Google is right, we don’t need £1,000 phones
The smartphone industry shrunk its own market with unaffordable prices
Apple no longer sends iOS updates to the iPhone 6 but for some reason it has an enduring appeal. This was recently highlighted by an outcry from users who couldn’t download the government’s NHS Track & Trace app because it isn’t available on the 6-year-old model.
The iPhone 6 was a huge hit – one of the best selling Apple devices of all time – and it only cost £539. That kind of value for money seems like a lifetime ago, especially as each iPhone since has added at least £100 more to the price; the iPhone X, which came out in the Autumn of 2018, cost a whopping £999.
I don’t mean to mock those who want the latest iPhones – I want them too – but we had reached a point where every smartphone seemed too pricey and also not very innovative; new emojis, foldable phones, models too big for even a clown’s pocket, it no longer seemed worthwhile. As such, smartphone sales were sluggish the year after the iPhone X. The market as a whole shrunk and Apple lost ground to the likes of Huawei and OnePlus, which launched cheaper devices.
This could possibly be what Google’s SVP of hardware, Rick Osterloh, was referencing at the launch of the budget friendly Pixel 5. "What the world doesn't seem like it needs right now is another $1,000 phone,” he said and he’s right, of course. We never have needed that.
The Pixel 5 is surprisingly low cost at $699 (£599). Instead of aiming for the top of the market, Google has dumbed it down for the mid-tier with fewer features and less processing power. The beauty of this is it isn’t a coronavirus-related change, instead it seems more like an industry reigning itself in. Google has said it decided on the lower price before anyone had heard of COVID-19 and was instead responding to more general internal predictions of an impending economic downturn.

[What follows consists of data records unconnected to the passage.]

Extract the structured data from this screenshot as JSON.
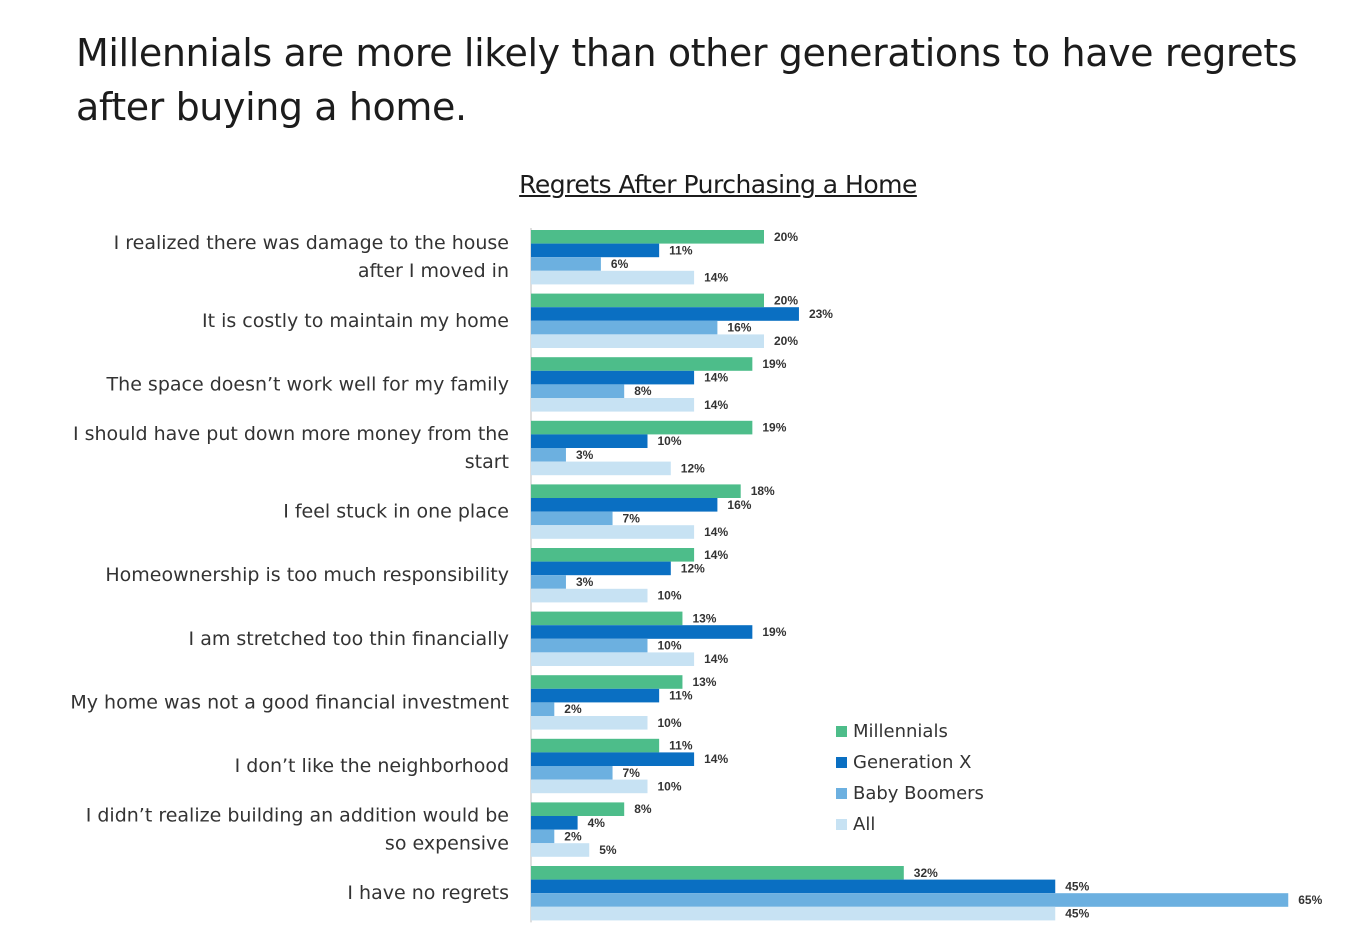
{
  "headline": "Millennials are more likely than other generations to have regrets after buying a home.",
  "chart_data": {
    "type": "bar",
    "orientation": "horizontal",
    "title": "Regrets After Purchasing a Home",
    "categories": [
      [
        "I realized there was damage to the house",
        "after I moved in"
      ],
      [
        "It is costly to maintain my home"
      ],
      [
        "The space doesn’t work well for my family"
      ],
      [
        "I should have put down more money from the",
        "start"
      ],
      [
        "I feel stuck in one place"
      ],
      [
        "Homeownership is too much responsibility"
      ],
      [
        "I am stretched too thin financially"
      ],
      [
        "My home was not a good financial investment"
      ],
      [
        "I don’t like the neighborhood"
      ],
      [
        "I didn’t realize building an addition would be",
        "so expensive"
      ],
      [
        "I have no regrets"
      ]
    ],
    "series": [
      {
        "name": "Millennials",
        "color": "#4dbd8a",
        "values": [
          20,
          20,
          19,
          19,
          18,
          14,
          13,
          13,
          11,
          8,
          32
        ]
      },
      {
        "name": "Generation X",
        "color": "#0a6fc2",
        "values": [
          11,
          23,
          14,
          10,
          16,
          12,
          19,
          11,
          14,
          4,
          45
        ]
      },
      {
        "name": "Baby Boomers",
        "color": "#6cb0e0",
        "values": [
          6,
          16,
          8,
          3,
          7,
          3,
          10,
          2,
          7,
          2,
          65
        ]
      },
      {
        "name": "All",
        "color": "#c7e2f3",
        "values": [
          14,
          20,
          14,
          12,
          14,
          10,
          14,
          10,
          10,
          5,
          45
        ]
      }
    ],
    "value_suffix": "%",
    "legend_position": "bottom-right",
    "grid": false
  }
}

A thrifty Pixel 5 is a good thing, though. I reviewed the Pixel 4 and the parts I didn’t like are those Google has taken out. One in particular was called ‘Motion Sense’, which allows you to control the phone with gestures such as a wave of the hand. There was some kind of partnership with Pokemon where you could make the characters move and you could also skip songs on Spotify in the same manner. Neither was a worthwhile use case and the function actually took a heavy toll on the battery.
The smaller processor is also a welcome change; rather than the latest Snapdragon 855, Google has gone for a Snapdragon 765G, which isn’t as powerful and could possibly be the main reason it’s so cheap. If you look at the processing power of most top end phones launched over the last five years, you’ll notice they have more juice than a user ever needs. Some even rival laptops, which is a waste when you consider what we actually do with smartphones.
Even Microsoft is making hardware cutbacks; the Surface Laptop Go was announced on 1 October, via a blogpost instead of a decadent event. The device itself is a smaller version of the Surface Laptop 3 and aims to offer the same user experience, but for the budget price of £549.99. That is very cheap for a ‘premium’ laptop – the latest MacBook Air cost £1,249 at the time of review.
Returning to Apple, the coronavirus pandemic has delayed the launch of the next iPhone (believed to be the iPhone 12) and it will be interesting to see how it’s priced. Both Google and Microsoft worked out how much their new hardware would cost before the pandemic and it’s worth noting that the ridiculously expensive iPhone X was followed by the cheaper iPhone 11. With the iPhone 12 due sometime soon, I hope this thriftiness continues.